/dev/journal: If you’ve worked in agile for any length of time, you’re bound to have run into the Retrospective Prime Directive from Norm Kerth’s book on Project Retrospectives:

Regardless of what we discover, we understand and truly believe that everyone did the best job they could, given what they knew at the time, their skills and abilities, the resources available, and the situation at hand.

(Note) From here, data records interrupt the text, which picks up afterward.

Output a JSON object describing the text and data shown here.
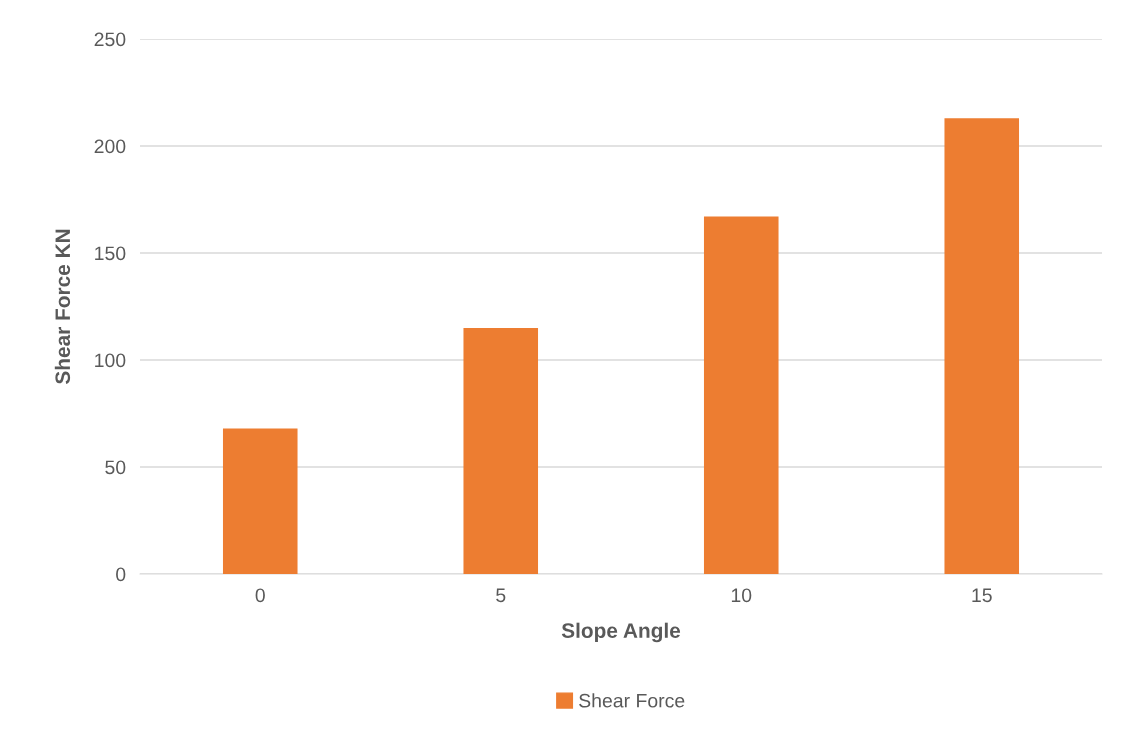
{
  "chart_data": {
    "type": "bar",
    "xlabel": "Slope Angle",
    "ylabel": "Shear Force KN",
    "categories": [
      "0",
      "5",
      "10",
      "15"
    ],
    "series": [
      {
        "name": "Shear Force",
        "color": "#ed7d31",
        "values": [
          68,
          115,
          167,
          213
        ]
      }
    ],
    "ylim": [
      0,
      250
    ],
    "yticks": [
      0,
      50,
      100,
      150,
      200,
      250
    ],
    "grid": "y",
    "legend": "bottom"
  }
}
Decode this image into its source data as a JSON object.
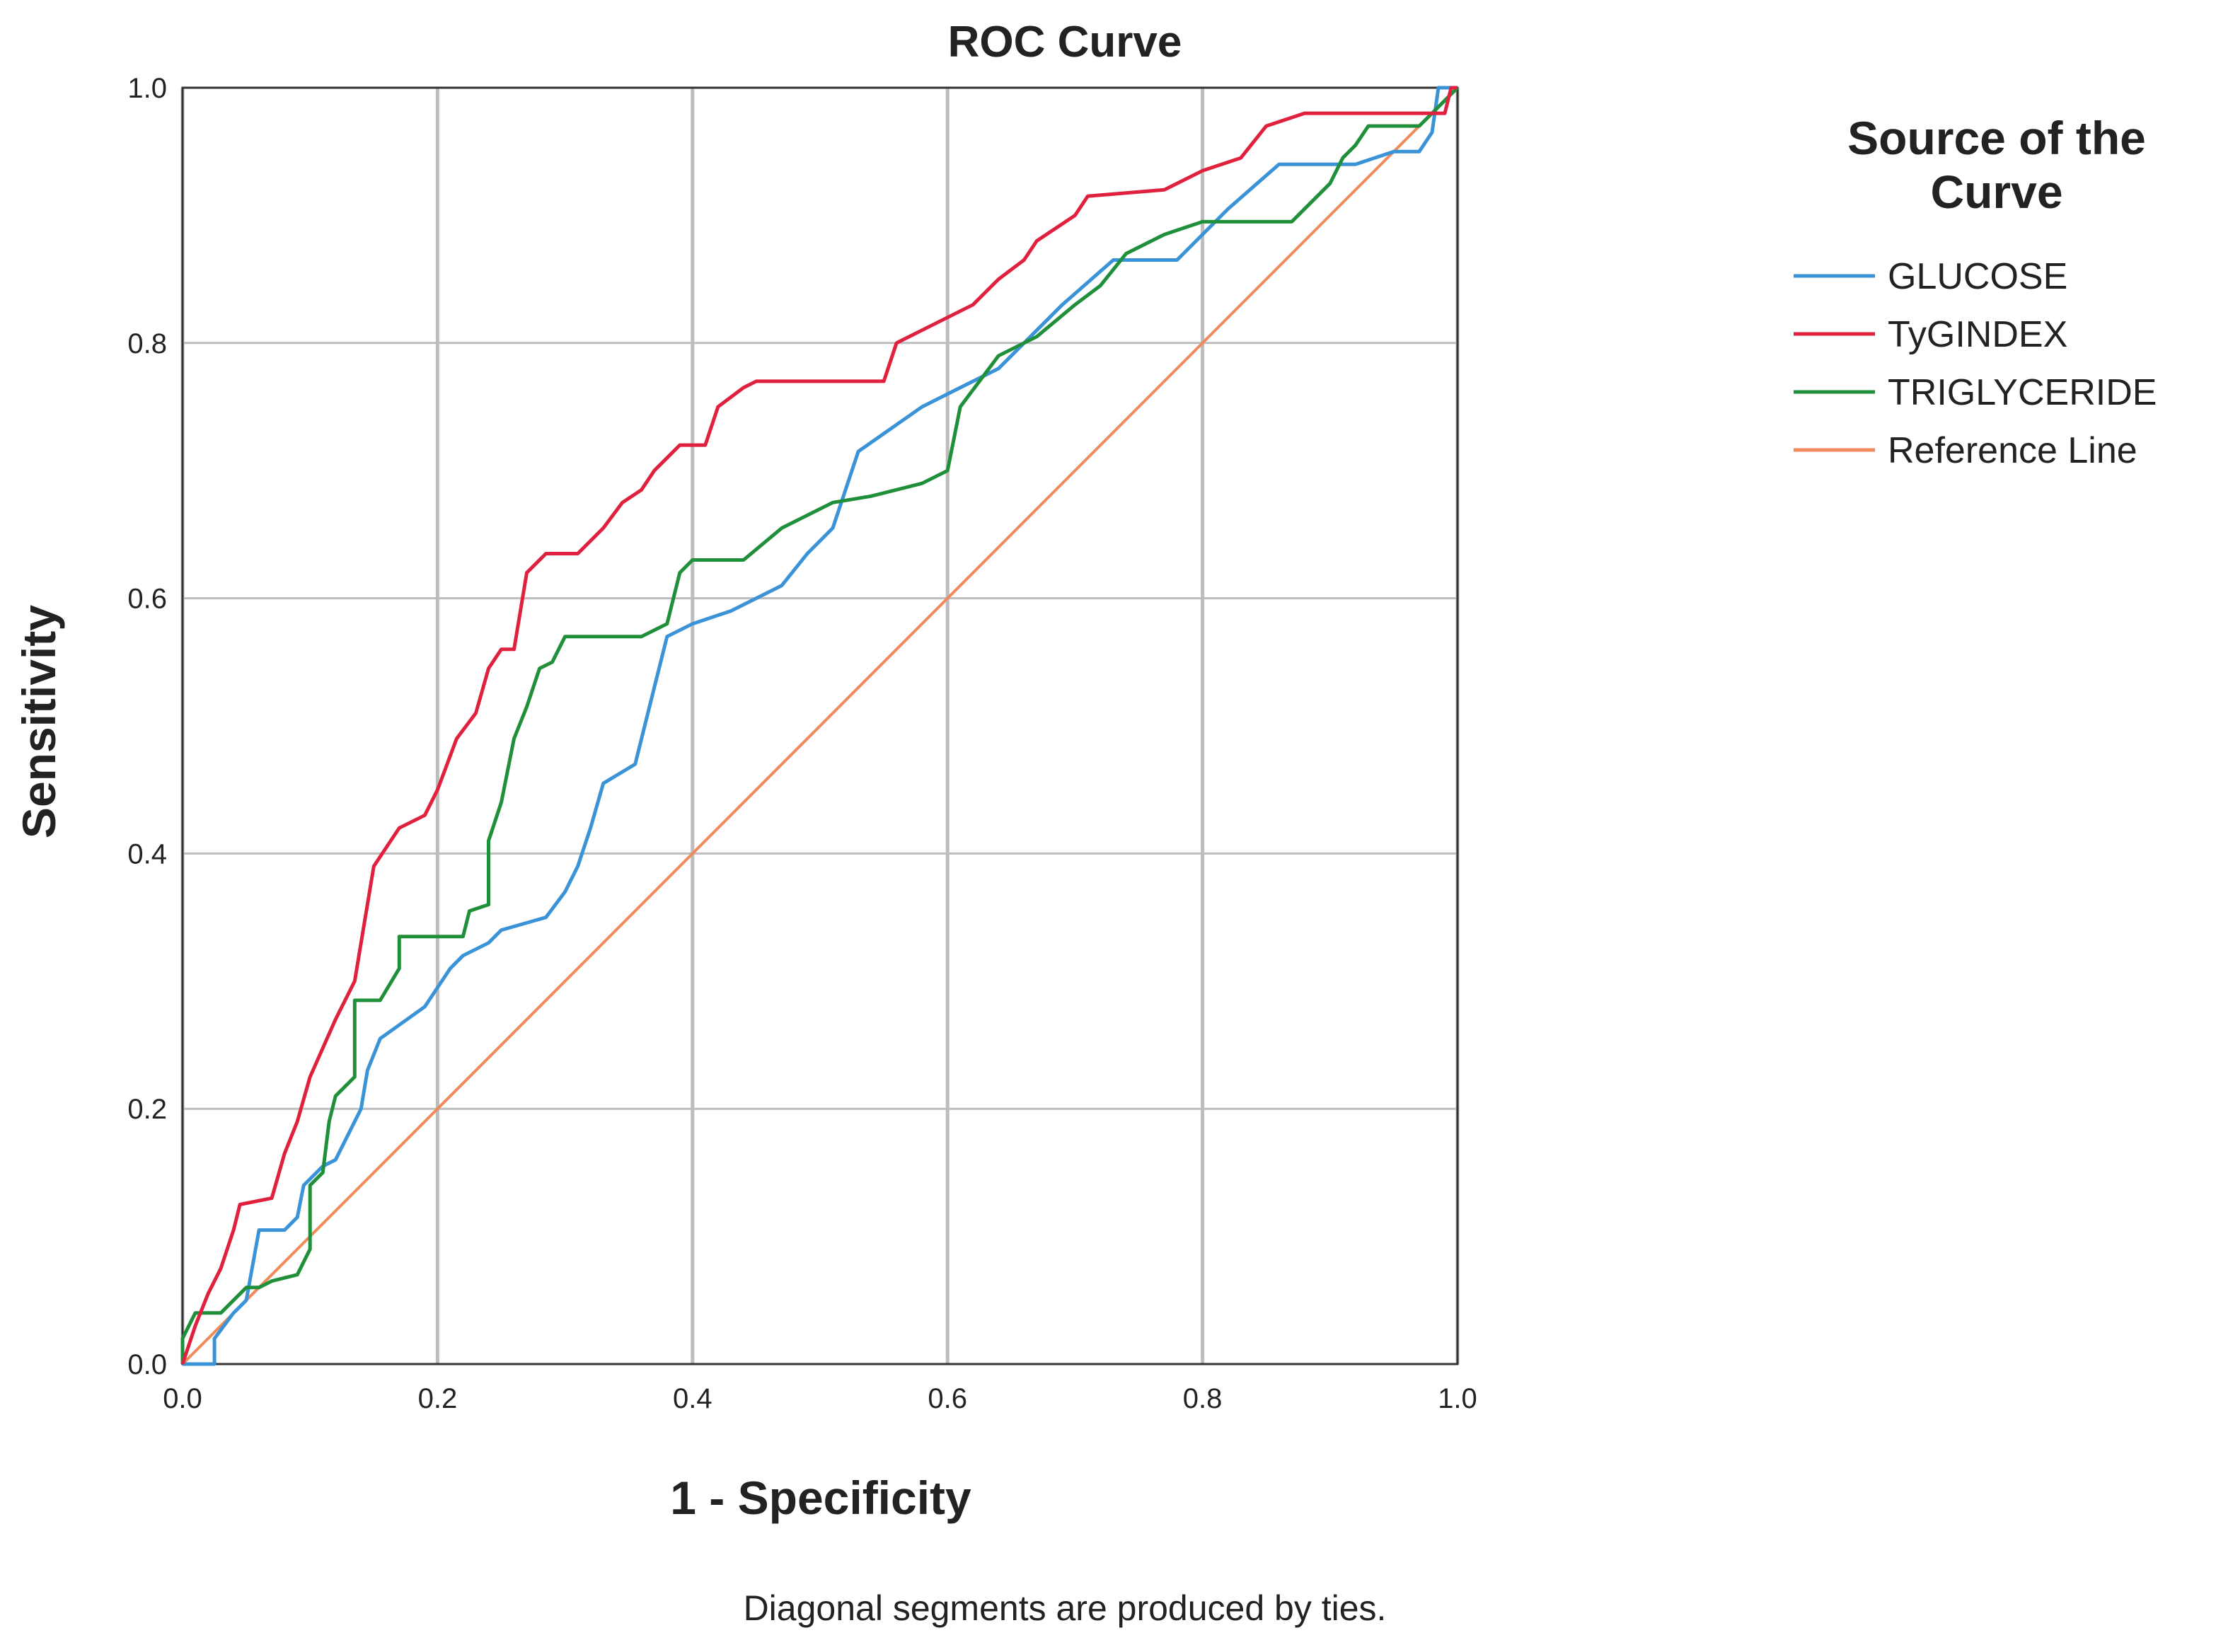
{
  "chart_data": {
    "type": "line",
    "title": "ROC Curve",
    "xlabel": "1 - Specificity",
    "ylabel": "Sensitivity",
    "xlim": [
      0,
      1
    ],
    "ylim": [
      0,
      1
    ],
    "grid": true,
    "xticks": [
      "0.0",
      "0.2",
      "0.4",
      "0.6",
      "0.8",
      "1.0"
    ],
    "yticks": [
      "0.0",
      "0.2",
      "0.4",
      "0.6",
      "0.8",
      "1.0"
    ],
    "legend_title": "Source of the Curve",
    "legend_position": "top-right outside",
    "footnote": "Diagonal segments are produced by ties.",
    "series": [
      {
        "name": "GLUCOSE",
        "color": "#3a93d6",
        "points": [
          [
            0,
            0
          ],
          [
            0.025,
            0
          ],
          [
            0.025,
            0.02
          ],
          [
            0.04,
            0.04
          ],
          [
            0.05,
            0.05
          ],
          [
            0.06,
            0.105
          ],
          [
            0.08,
            0.105
          ],
          [
            0.09,
            0.115
          ],
          [
            0.095,
            0.14
          ],
          [
            0.11,
            0.155
          ],
          [
            0.12,
            0.16
          ],
          [
            0.14,
            0.2
          ],
          [
            0.145,
            0.23
          ],
          [
            0.155,
            0.255
          ],
          [
            0.19,
            0.28
          ],
          [
            0.21,
            0.31
          ],
          [
            0.22,
            0.32
          ],
          [
            0.24,
            0.33
          ],
          [
            0.25,
            0.34
          ],
          [
            0.285,
            0.35
          ],
          [
            0.3,
            0.37
          ],
          [
            0.31,
            0.39
          ],
          [
            0.32,
            0.42
          ],
          [
            0.33,
            0.455
          ],
          [
            0.355,
            0.47
          ],
          [
            0.37,
            0.53
          ],
          [
            0.38,
            0.57
          ],
          [
            0.4,
            0.58
          ],
          [
            0.43,
            0.59
          ],
          [
            0.47,
            0.61
          ],
          [
            0.49,
            0.635
          ],
          [
            0.51,
            0.655
          ],
          [
            0.53,
            0.715
          ],
          [
            0.58,
            0.75
          ],
          [
            0.61,
            0.765
          ],
          [
            0.64,
            0.78
          ],
          [
            0.69,
            0.83
          ],
          [
            0.73,
            0.865
          ],
          [
            0.78,
            0.865
          ],
          [
            0.82,
            0.905
          ],
          [
            0.86,
            0.94
          ],
          [
            0.92,
            0.94
          ],
          [
            0.95,
            0.95
          ],
          [
            0.97,
            0.95
          ],
          [
            0.98,
            0.965
          ],
          [
            0.985,
            1
          ],
          [
            1,
            1
          ]
        ]
      },
      {
        "name": "TyGINDEX",
        "color": "#e0213e",
        "points": [
          [
            0,
            0
          ],
          [
            0.01,
            0.03
          ],
          [
            0.02,
            0.055
          ],
          [
            0.03,
            0.075
          ],
          [
            0.04,
            0.105
          ],
          [
            0.045,
            0.125
          ],
          [
            0.07,
            0.13
          ],
          [
            0.08,
            0.165
          ],
          [
            0.09,
            0.19
          ],
          [
            0.1,
            0.225
          ],
          [
            0.12,
            0.27
          ],
          [
            0.135,
            0.3
          ],
          [
            0.15,
            0.39
          ],
          [
            0.17,
            0.42
          ],
          [
            0.19,
            0.43
          ],
          [
            0.2,
            0.45
          ],
          [
            0.215,
            0.49
          ],
          [
            0.23,
            0.51
          ],
          [
            0.24,
            0.545
          ],
          [
            0.25,
            0.56
          ],
          [
            0.26,
            0.56
          ],
          [
            0.27,
            0.62
          ],
          [
            0.285,
            0.635
          ],
          [
            0.31,
            0.635
          ],
          [
            0.33,
            0.655
          ],
          [
            0.345,
            0.675
          ],
          [
            0.36,
            0.685
          ],
          [
            0.37,
            0.7
          ],
          [
            0.38,
            0.71
          ],
          [
            0.39,
            0.72
          ],
          [
            0.41,
            0.72
          ],
          [
            0.42,
            0.75
          ],
          [
            0.44,
            0.765
          ],
          [
            0.45,
            0.77
          ],
          [
            0.55,
            0.77
          ],
          [
            0.56,
            0.8
          ],
          [
            0.59,
            0.815
          ],
          [
            0.62,
            0.83
          ],
          [
            0.64,
            0.85
          ],
          [
            0.66,
            0.865
          ],
          [
            0.67,
            0.88
          ],
          [
            0.7,
            0.9
          ],
          [
            0.71,
            0.915
          ],
          [
            0.77,
            0.92
          ],
          [
            0.8,
            0.935
          ],
          [
            0.83,
            0.945
          ],
          [
            0.85,
            0.97
          ],
          [
            0.88,
            0.98
          ],
          [
            0.99,
            0.98
          ],
          [
            0.995,
            1
          ],
          [
            1,
            1
          ]
        ]
      },
      {
        "name": "TRIGLYCERIDE",
        "color": "#1f8f3a",
        "points": [
          [
            0,
            0
          ],
          [
            0,
            0.02
          ],
          [
            0.01,
            0.04
          ],
          [
            0.03,
            0.04
          ],
          [
            0.05,
            0.06
          ],
          [
            0.06,
            0.06
          ],
          [
            0.07,
            0.065
          ],
          [
            0.09,
            0.07
          ],
          [
            0.1,
            0.09
          ],
          [
            0.1,
            0.14
          ],
          [
            0.11,
            0.15
          ],
          [
            0.115,
            0.19
          ],
          [
            0.12,
            0.21
          ],
          [
            0.135,
            0.225
          ],
          [
            0.135,
            0.285
          ],
          [
            0.155,
            0.285
          ],
          [
            0.17,
            0.31
          ],
          [
            0.17,
            0.335
          ],
          [
            0.22,
            0.335
          ],
          [
            0.225,
            0.355
          ],
          [
            0.24,
            0.36
          ],
          [
            0.24,
            0.41
          ],
          [
            0.25,
            0.44
          ],
          [
            0.26,
            0.49
          ],
          [
            0.27,
            0.515
          ],
          [
            0.28,
            0.545
          ],
          [
            0.29,
            0.55
          ],
          [
            0.3,
            0.57
          ],
          [
            0.36,
            0.57
          ],
          [
            0.38,
            0.58
          ],
          [
            0.39,
            0.62
          ],
          [
            0.4,
            0.63
          ],
          [
            0.44,
            0.63
          ],
          [
            0.47,
            0.655
          ],
          [
            0.49,
            0.665
          ],
          [
            0.51,
            0.675
          ],
          [
            0.54,
            0.68
          ],
          [
            0.58,
            0.69
          ],
          [
            0.6,
            0.7
          ],
          [
            0.61,
            0.75
          ],
          [
            0.64,
            0.79
          ],
          [
            0.67,
            0.805
          ],
          [
            0.7,
            0.83
          ],
          [
            0.72,
            0.845
          ],
          [
            0.74,
            0.87
          ],
          [
            0.77,
            0.885
          ],
          [
            0.8,
            0.895
          ],
          [
            0.87,
            0.895
          ],
          [
            0.89,
            0.915
          ],
          [
            0.9,
            0.925
          ],
          [
            0.91,
            0.945
          ],
          [
            0.92,
            0.955
          ],
          [
            0.93,
            0.97
          ],
          [
            0.97,
            0.97
          ],
          [
            0.98,
            0.98
          ],
          [
            1,
            1
          ]
        ]
      },
      {
        "name": "Reference Line",
        "color": "#f08a5a",
        "points": [
          [
            0,
            0
          ],
          [
            1,
            1
          ]
        ]
      }
    ]
  }
}
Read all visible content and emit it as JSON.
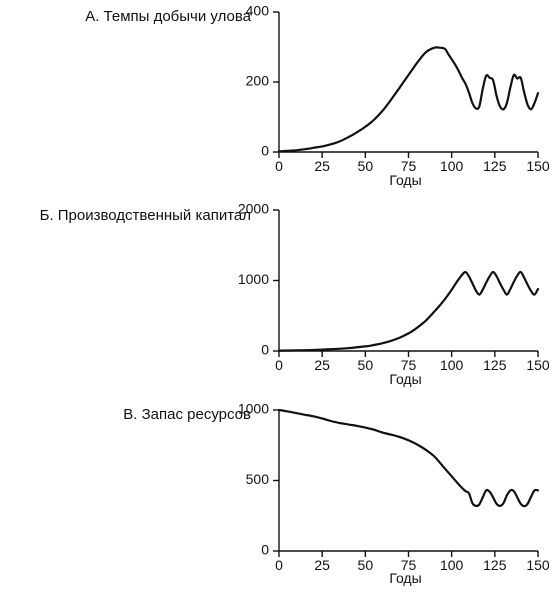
{
  "chart_data": [
    {
      "type": "line",
      "title": "А. Темпы добычи улова",
      "xlabel": "Годы",
      "ylabel": "",
      "xlim": [
        0,
        150
      ],
      "ylim": [
        0,
        400
      ],
      "x_ticks": [
        0,
        25,
        50,
        75,
        100,
        125,
        150
      ],
      "y_ticks": [
        0,
        200,
        400
      ],
      "x_tick_labels": [
        "0",
        "25",
        "50",
        "75",
        "100",
        "125",
        "150"
      ],
      "y_tick_labels": [
        "0",
        "200",
        "400"
      ],
      "grid": false,
      "series": [
        {
          "x": [
            0,
            5,
            10,
            15,
            20,
            25,
            30,
            35,
            40,
            45,
            50,
            55,
            60,
            65,
            70,
            75,
            80,
            85,
            90,
            93,
            96,
            98,
            100,
            102,
            104,
            106,
            108,
            110,
            112,
            114,
            116,
            118,
            120,
            122,
            124,
            126,
            128,
            130,
            132,
            134,
            136,
            138,
            140,
            142,
            144,
            146,
            148,
            150
          ],
          "y": [
            2,
            3,
            5,
            8,
            12,
            16,
            22,
            30,
            42,
            56,
            72,
            92,
            118,
            150,
            185,
            220,
            255,
            285,
            298,
            298,
            295,
            280,
            265,
            250,
            232,
            212,
            195,
            170,
            140,
            125,
            130,
            180,
            218,
            212,
            205,
            160,
            130,
            122,
            140,
            185,
            220,
            210,
            212,
            170,
            135,
            122,
            140,
            168
          ]
        }
      ]
    },
    {
      "type": "line",
      "title": "Б. Производственный капитал",
      "xlabel": "Годы",
      "ylabel": "",
      "xlim": [
        0,
        150
      ],
      "ylim": [
        0,
        2000
      ],
      "x_ticks": [
        0,
        25,
        50,
        75,
        100,
        125,
        150
      ],
      "y_ticks": [
        0,
        1000,
        2000
      ],
      "x_tick_labels": [
        "0",
        "25",
        "50",
        "75",
        "100",
        "125",
        "150"
      ],
      "y_tick_labels": [
        "0",
        "1000",
        "2000"
      ],
      "grid": false,
      "series": [
        {
          "x": [
            0,
            10,
            20,
            30,
            40,
            50,
            55,
            60,
            65,
            70,
            75,
            80,
            85,
            90,
            95,
            100,
            103,
            106,
            108,
            110,
            112,
            114,
            116,
            118,
            120,
            122,
            124,
            126,
            128,
            130,
            132,
            134,
            136,
            138,
            140,
            142,
            144,
            146,
            148,
            150
          ],
          "y": [
            5,
            8,
            14,
            25,
            40,
            65,
            85,
            110,
            145,
            190,
            250,
            330,
            430,
            560,
            700,
            870,
            980,
            1080,
            1120,
            1060,
            960,
            860,
            800,
            870,
            970,
            1060,
            1120,
            1060,
            960,
            870,
            800,
            880,
            980,
            1070,
            1120,
            1040,
            940,
            850,
            800,
            880
          ]
        }
      ]
    },
    {
      "type": "line",
      "title": "В. Запас ресурсов",
      "xlabel": "Годы",
      "ylabel": "",
      "xlim": [
        0,
        150
      ],
      "ylim": [
        0,
        1000
      ],
      "x_ticks": [
        0,
        25,
        50,
        75,
        100,
        125,
        150
      ],
      "y_ticks": [
        0,
        500,
        1000
      ],
      "x_tick_labels": [
        "0",
        "25",
        "50",
        "75",
        "100",
        "125",
        "150"
      ],
      "y_tick_labels": [
        "0",
        "500",
        "1000"
      ],
      "grid": false,
      "series": [
        {
          "x": [
            0,
            5,
            10,
            15,
            20,
            25,
            30,
            35,
            40,
            45,
            50,
            55,
            60,
            65,
            70,
            75,
            80,
            85,
            90,
            95,
            100,
            105,
            108,
            110,
            112,
            114,
            116,
            118,
            120,
            122,
            124,
            126,
            128,
            130,
            132,
            134,
            136,
            138,
            140,
            142,
            144,
            146,
            148,
            150
          ],
          "y": [
            1000,
            990,
            978,
            966,
            955,
            940,
            922,
            908,
            898,
            888,
            875,
            860,
            840,
            825,
            808,
            785,
            755,
            718,
            670,
            600,
            530,
            460,
            425,
            410,
            340,
            320,
            330,
            380,
            430,
            420,
            380,
            335,
            320,
            340,
            395,
            430,
            425,
            380,
            335,
            318,
            335,
            385,
            430,
            430
          ]
        }
      ]
    }
  ]
}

Depending on your facilitator, you may even have read it out loud like some kind of pledge of allegiance as part of the intro to the retrospective, but have you really taken time to reflect on what it means? I’ve been doing lots of retros with people new to it recently, which gave me the opportunity for some meta-retrospection and discussion with fellow agile leads. Here’s some of what we discussed.

No blame-storming

The most common reading of the Prime Directive is as an admonishment to prevent blame-storming in the retrospective. This keeps the conversation constructive, and allows an open discussion of what happened during the sprint without assigning blame.

They are Us

The other thing to keep in mind when considering the Prime Directive is that it is usually the team retrospecting on their own behaviour. So the “they” we talk about are us - our past selves. And the Prime Directive says to give ourselves a break. We did the best we could.

We did the best we could

And here’s the alternative reading of the Prime Directive: We (already) did the best we could, so the outcome of this retrospective can’t just be “try harder next time”. Prime Directive says “assume we already tried as hard as we could” - if you want different (“better”) outcomes next time, you have to come up with something different.

Different how? Well - that’s up to the team doing the retrospective, based on their context and their experience. Tighted definitions of ‘ready’ and/or ‘done’? Stronger protection of the team during the sprint? Fewer meetings? More frequent check-ins? It all depends on the team’s working environment and what slows them down (and what they have control or influence over).